History suggests higher rates can temporarily disrupt stocks and often cause severe sector rotations, at least from a near-term perspective. However, higher rates have led to higher and not lower stock prices, at least from a longer-term basis. Stock valuations and stock prices are likely to trend higher than trend lower when rates are rising from abnormally low levels, as is the case today.


It is more complicated than this. During the 1970s and early-1980s, the higher rates coincided with lower valuations and poor stock market valuations and returns.

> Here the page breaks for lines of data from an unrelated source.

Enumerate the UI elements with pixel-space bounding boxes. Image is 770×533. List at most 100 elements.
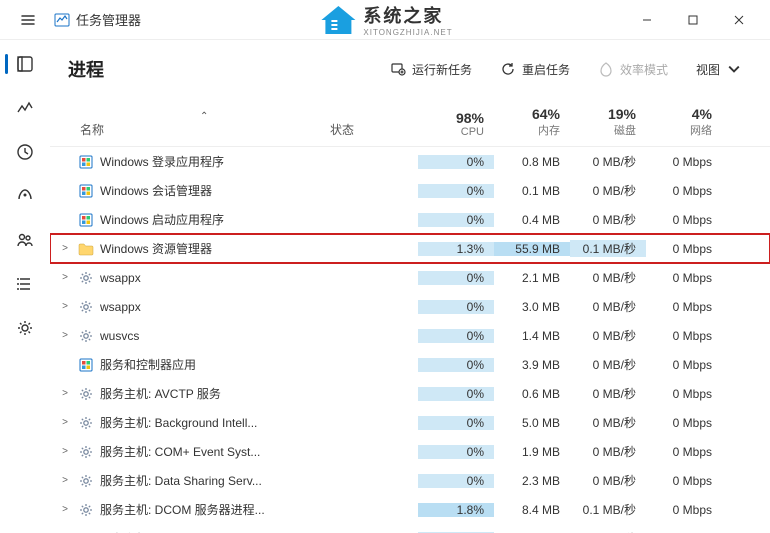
process-name: 服务主机: Background Intell... bbox=[100, 414, 257, 431]
restart-task-button[interactable]: 重启任务 bbox=[490, 55, 580, 84]
network-cell: 0 Mbps bbox=[646, 300, 722, 314]
table-row[interactable]: >wsappx0%2.1 MB0 MB/秒0 Mbps bbox=[50, 263, 770, 292]
expander-icon[interactable]: > bbox=[56, 243, 74, 254]
process-name: Windows 会话管理器 bbox=[100, 182, 212, 199]
process-name: Windows 资源管理器 bbox=[100, 240, 212, 257]
disk-cell: 0 MB/秒 bbox=[570, 211, 646, 228]
process-name: 服务和控制器应用 bbox=[100, 356, 196, 373]
memory-cell: 55.9 MB bbox=[494, 242, 570, 256]
disk-cell: 0 MB/秒 bbox=[570, 414, 646, 431]
network-cell: 0 Mbps bbox=[646, 271, 722, 285]
process-name: 服务主机: DCOM 服务器进程... bbox=[100, 501, 265, 518]
table-header: ⌃ 名称 状态 98% CPU 64% 内存 19% 磁盘 4% 网络 bbox=[50, 98, 770, 147]
table-row[interactable]: >wusvcs0%1.4 MB0 MB/秒0 Mbps bbox=[50, 321, 770, 350]
process-name: 服务主机: COM+ Event Syst... bbox=[100, 443, 260, 460]
watermark-main: 系统之家 bbox=[363, 2, 452, 28]
table-row[interactable]: >服务主机: COM+ Event Syst...0%1.9 MB0 MB/秒0… bbox=[50, 437, 770, 466]
network-cell: 0 Mbps bbox=[646, 213, 722, 227]
col-header-name[interactable]: ⌃ 名称 bbox=[50, 121, 330, 138]
watermark-sub: XITONGZHIJIA.NET bbox=[363, 28, 452, 37]
network-cell: 0 Mbps bbox=[646, 184, 722, 198]
table-row[interactable]: >服务主机: AVCTP 服务0%0.6 MB0 MB/秒0 Mbps bbox=[50, 379, 770, 408]
process-name: 服务主机: Data Sharing Serv... bbox=[100, 472, 262, 489]
table-row[interactable]: Windows 启动应用程序 0%0.4 MB0 MB/秒0 Mbps bbox=[50, 205, 770, 234]
run-new-task-button[interactable]: 运行新任务 bbox=[380, 55, 482, 84]
nav-processes[interactable] bbox=[5, 46, 45, 82]
table-row[interactable]: >服务主机: DCOM 服务器进程...1.8%8.4 MB0.1 MB/秒0 … bbox=[50, 495, 770, 524]
table-row[interactable]: 服务和控制器应用0%3.9 MB0 MB/秒0 Mbps bbox=[50, 350, 770, 379]
hamburger-menu-button[interactable] bbox=[8, 0, 48, 40]
view-label: 视图 bbox=[696, 61, 720, 78]
nav-app-history[interactable] bbox=[5, 134, 45, 170]
window-title: 任务管理器 bbox=[76, 10, 141, 29]
col-header-memory[interactable]: 64% 内存 bbox=[494, 106, 570, 138]
disk-cell: 0 MB/秒 bbox=[570, 356, 646, 373]
cpu-cell: 0% bbox=[418, 155, 494, 169]
efficiency-mode-button[interactable]: 效率模式 bbox=[588, 55, 678, 84]
memory-cell: 1.4 MB bbox=[494, 329, 570, 343]
cpu-cell: 0% bbox=[418, 184, 494, 198]
view-dropdown[interactable]: 视图 bbox=[686, 55, 752, 84]
cpu-cell: 0% bbox=[418, 387, 494, 401]
col-header-network[interactable]: 4% 网络 bbox=[646, 106, 722, 138]
disk-cell: 0.1 MB/秒 bbox=[570, 240, 646, 257]
network-cell: 0 Mbps bbox=[646, 474, 722, 488]
chevron-down-icon bbox=[726, 61, 742, 77]
cpu-cell: 0% bbox=[418, 213, 494, 227]
window-controls bbox=[624, 0, 762, 40]
minimize-button[interactable] bbox=[624, 0, 670, 40]
efficiency-mode-label: 效率模式 bbox=[620, 61, 668, 78]
table-row[interactable]: Windows 会话管理器 0%0.1 MB0 MB/秒0 Mbps bbox=[50, 176, 770, 205]
table-row[interactable]: Windows 登录应用程序0%0.8 MB0 MB/秒0 Mbps bbox=[50, 147, 770, 176]
nav-details[interactable] bbox=[5, 266, 45, 302]
expander-icon[interactable]: > bbox=[56, 330, 74, 341]
disk-cell: 0 MB/秒 bbox=[570, 153, 646, 170]
disk-cell: 0 MB/秒 bbox=[570, 472, 646, 489]
network-cell: 0 Mbps bbox=[646, 445, 722, 459]
memory-cell: 5.0 MB bbox=[494, 416, 570, 430]
memory-cell: 3.0 MB bbox=[494, 300, 570, 314]
cpu-cell: 1.3% bbox=[418, 242, 494, 256]
expander-icon[interactable]: > bbox=[56, 272, 74, 283]
network-cell: 0 Mbps bbox=[646, 329, 722, 343]
memory-cell: 0.6 MB bbox=[494, 387, 570, 401]
network-cell: 0 Mbps bbox=[646, 155, 722, 169]
table-row[interactable]: >服务主机: Diagnostic Policy ...0%9.3 MB0 MB… bbox=[50, 524, 770, 533]
watermark: 系统之家 XITONGZHIJIA.NET bbox=[317, 0, 452, 38]
maximize-button[interactable] bbox=[670, 0, 716, 40]
nav-performance[interactable] bbox=[5, 90, 45, 126]
process-table-body[interactable]: Windows 登录应用程序0%0.8 MB0 MB/秒0 MbpsWindow… bbox=[50, 147, 770, 533]
cpu-cell: 0% bbox=[418, 271, 494, 285]
close-button[interactable] bbox=[716, 0, 762, 40]
content: 进程 运行新任务 重启任务 效率模式 视图 bbox=[50, 40, 770, 533]
disk-cell: 0.1 MB/秒 bbox=[570, 501, 646, 518]
network-cell: 0 Mbps bbox=[646, 416, 722, 430]
process-name: Windows 启动应用程序 bbox=[100, 211, 224, 228]
memory-cell: 0.1 MB bbox=[494, 184, 570, 198]
table-row[interactable]: >服务主机: Data Sharing Serv...0%2.3 MB0 MB/… bbox=[50, 466, 770, 495]
network-cell: 0 Mbps bbox=[646, 358, 722, 372]
table-row[interactable]: >wsappx0%3.0 MB0 MB/秒0 Mbps bbox=[50, 292, 770, 321]
expander-icon[interactable]: > bbox=[56, 446, 74, 457]
memory-cell: 0.4 MB bbox=[494, 213, 570, 227]
nav-services[interactable] bbox=[5, 310, 45, 346]
col-header-cpu[interactable]: 98% CPU bbox=[418, 110, 494, 138]
expander-icon[interactable]: > bbox=[56, 475, 74, 486]
table-row[interactable]: >Windows 资源管理器1.3%55.9 MB0.1 MB/秒0 Mbps bbox=[50, 234, 770, 263]
nav-users[interactable] bbox=[5, 222, 45, 258]
sidebar bbox=[0, 40, 50, 533]
disk-cell: 0 MB/秒 bbox=[570, 182, 646, 199]
memory-cell: 8.4 MB bbox=[494, 503, 570, 517]
expander-icon[interactable]: > bbox=[56, 417, 74, 428]
expander-icon[interactable]: > bbox=[56, 504, 74, 515]
table-row[interactable]: >服务主机: Background Intell...0%5.0 MB0 MB/… bbox=[50, 408, 770, 437]
expander-icon[interactable]: > bbox=[56, 388, 74, 399]
memory-cell: 3.9 MB bbox=[494, 358, 570, 372]
disk-cell: 0 MB/秒 bbox=[570, 269, 646, 286]
content-header: 进程 运行新任务 重启任务 效率模式 视图 bbox=[50, 40, 770, 98]
col-header-disk[interactable]: 19% 磁盘 bbox=[570, 106, 646, 138]
disk-cell: 0 MB/秒 bbox=[570, 443, 646, 460]
expander-icon[interactable]: > bbox=[56, 301, 74, 312]
col-header-status[interactable]: 状态 bbox=[330, 121, 418, 138]
nav-startup[interactable] bbox=[5, 178, 45, 214]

At current levels, the case for stocks and rates moving together may depend on interest rates adjusted for inflation and multiples moving together.


So, does a change in the interest rate environment lead to changing sector and style preferences?


A review of the 10-year US Treasury yield (TNX – 1.481%) and several ratio analyses of sectors may uncover the role of interests rates and stock performances.


Surprisingly, TNX is trading at the same level as earlier in the year (February). Over the past ten months, TNX has fluctuated widely within a sideways trading range between 1.128% (7/20/21 low) and 1.765% (3/30/21 high).


In the new year (2021), the dominant and prevailing market call was to overweight cyclical and economically sensitive sectors in anticipation of the economy reopening. As interest rates rallied higher, the Consumer Cyclical sector (XLY) outperformed the Consumer Staples sector (XLP). The S&P Growth index (SGX) also outperformed the S&P Value index (SVX), and S&P Technology (XLK) outperformed S&P Financial (XLF).


However, as TNX peaked at 1.765% on 3/30/21 and began to decline, it led to cyclical and value-related sectors falling or trading sideways and growth sectors such as Technology rallying and outperforming their counterparts.


TNX would bottom at 1.128% and 1.129% during 7/20/21 and 8/4/21, respectively. The ability of TNX to find support here led to another rally in value sectors and cyclical sectors as the ratios rebounded before rates again peaked in late October at 1.691% and once again in late November at 1.693%. In the past two months, rates have declined again, favoring Technology and Growth once again.


Based on the recent Fed's shift in monetary policy toward an accelerated pace of tapering and hiking rates during 2022, many investors expect interest rates (TNX) to trend higher. As TNX moves above 1.691-1.693% (October/November 2021 highs) and breakout above 1.765% (March 2021 highs), will value outperform growth, Financials outperform Technology, and Consumer Cyclicals outperform Consumer Staples?


On the other hand, if TNX continues to decline toward pivotal support at 1.128-1.129% and breaches this low, will this also reaffirm the resumption of the leadership favoring Technology and Growth over Financials and Value.


If you want to understand sector rotations and the debate on the growth/value investment styles, then pay greater attention to the 10-year Treasury yield next year.